Remote Querying
Remote Querying in Streams Replication Manager (SRM) refers to the SRM Service's capability of querying other, remote SRM Services to fetch the remote cluster replication metrics. This allows users to monitor all replications of a deployment that has multiple instances of SRM through a single SRM Service.
Overview
The SRM Service role gathers, aggregates, and exposes metrics related to cluster replications. While a single cluster of SRM Service roles (SRM Service cluster) can be configured to target and gather metrics from multiple clusters, a setup like this can result in heavily loaded Service roles, which might not be suitable for your deployment. Instead, you can choose to have a single SRM Service cluster connect to other, remote SRM Service clusters and fetch metrics from them. This is called Remote Querying.
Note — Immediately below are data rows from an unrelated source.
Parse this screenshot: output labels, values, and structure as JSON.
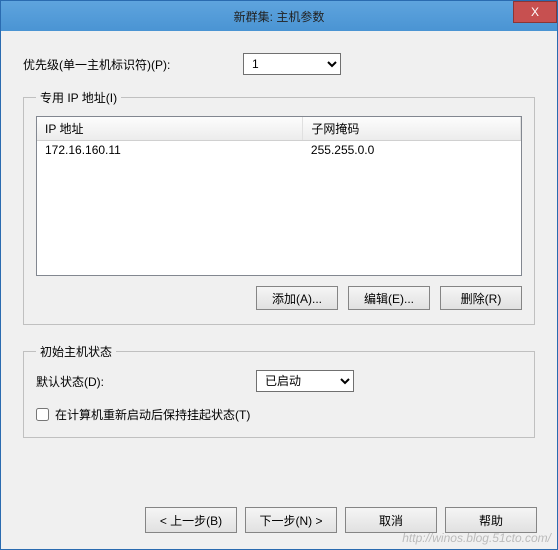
{
  "titlebar": {
    "title": "新群集: 主机参数",
    "close": "X"
  },
  "priority": {
    "label": "优先级(单一主机标识符)(P):",
    "value": "1",
    "options": [
      "1"
    ]
  },
  "ip_group": {
    "legend": "专用 IP 地址(I)",
    "columns": {
      "ip": "IP 地址",
      "mask": "子网掩码"
    },
    "rows": [
      {
        "ip": "172.16.160.11",
        "mask": "255.255.0.0"
      }
    ],
    "buttons": {
      "add": "添加(A)...",
      "edit": "编辑(E)...",
      "remove": "删除(R)"
    }
  },
  "state_group": {
    "legend": "初始主机状态",
    "default_label": "默认状态(D):",
    "default_value": "已启动",
    "options": [
      "已启动"
    ],
    "checkbox_label": "在计算机重新启动后保持挂起状态(T)",
    "checkbox_checked": false
  },
  "wizard": {
    "back": "< 上一步(B)",
    "next": "下一步(N) >",
    "cancel": "取消",
    "help": "帮助"
  },
  "watermark": "http://winos.blog.51cto.com/"
}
Using Remote Querying makes it possible to designate an SRM Service cluster in your deployment to act as a monitoring gateway. The designated SRM Service cluster can then be used to monitor all clusters and replications in your deployment. This way, a single SRM Service cluster can provide you with information on all clusters and replications. In addition, if you have Streams Messaging Manager (SMM) integrated with the SRM Service cluster acting as the gateway, information regarding all replications will be available in that SMM instance's UI.
How it works
Remote SRM Service clusters are discovered through Kafka. SRM Service clusters advertise themselves through their target Kafka cluster by writing data into a heartbeats topic. The information advertised is the Service role's protocol, host, port and root API path. When Remote Querying is configured for a specific SRM Service cluster, that SRM Service cluster connects to the specified external Kafka clusters, consumes the heartbeats topics, and based on the advertised information, discovers the remote SRM Service clusters.
Following discovery, an SRM Service cluster can cooperate with its remote counterparts and fetch the metrics related to remote replications. These metrics can then be queried using the SRM REST API, or viewed on the SMM UI.
Data locality
When the feature is enabled, all metrics are still processed locally. Each SRM Service cluster processes the metrics of its target Kafka cluster only. The SRM Service cluster configured to be the gateway does not take over and process the metrics of the remote SRM Service clusters. It only communicates with the remote SRM Service clusters to fetch and then serve their metrics.
However, because metrics processing remains local, when you enable the feature, additional traffic is generated between the gateway and remote SRM Service clusters. It is important that you take this into consideration especially if one or more of your SRM installations are located in a Public Cloud environment. For more information on the amount of data generated, see SRM Service data traffic reference.
Remote Querying example
Consider the following deployment:
There are three clusters, cluster A, B, and C. All clusters have Kafka and SRM deployed on them. Additionally, Cluster A has SMM installed as well. Bidirectional replication is happening between Cluster A and Cluster B. Additionally, unidirectional replication is set up from Cluster A to Cluster C. Each SRM Service cluster is targeting its co-located Kafka.
In this scenario, Remote Querying is configured and enabled for the SRM Service cluster A. This enables you to monitor all replications in the deployment using SRM Service cluster A. Additionally, information regarding all replications can be viewed in SMM deployed in Cluster A.
Without Remote Querying, SMM would only be able to display replications that are targeting Cluster A. If you wanted to monitor any other replications, you would need to manually query each SRM Service cluster separately using the REST API, or set up separate instances of SMM on each of the clusters.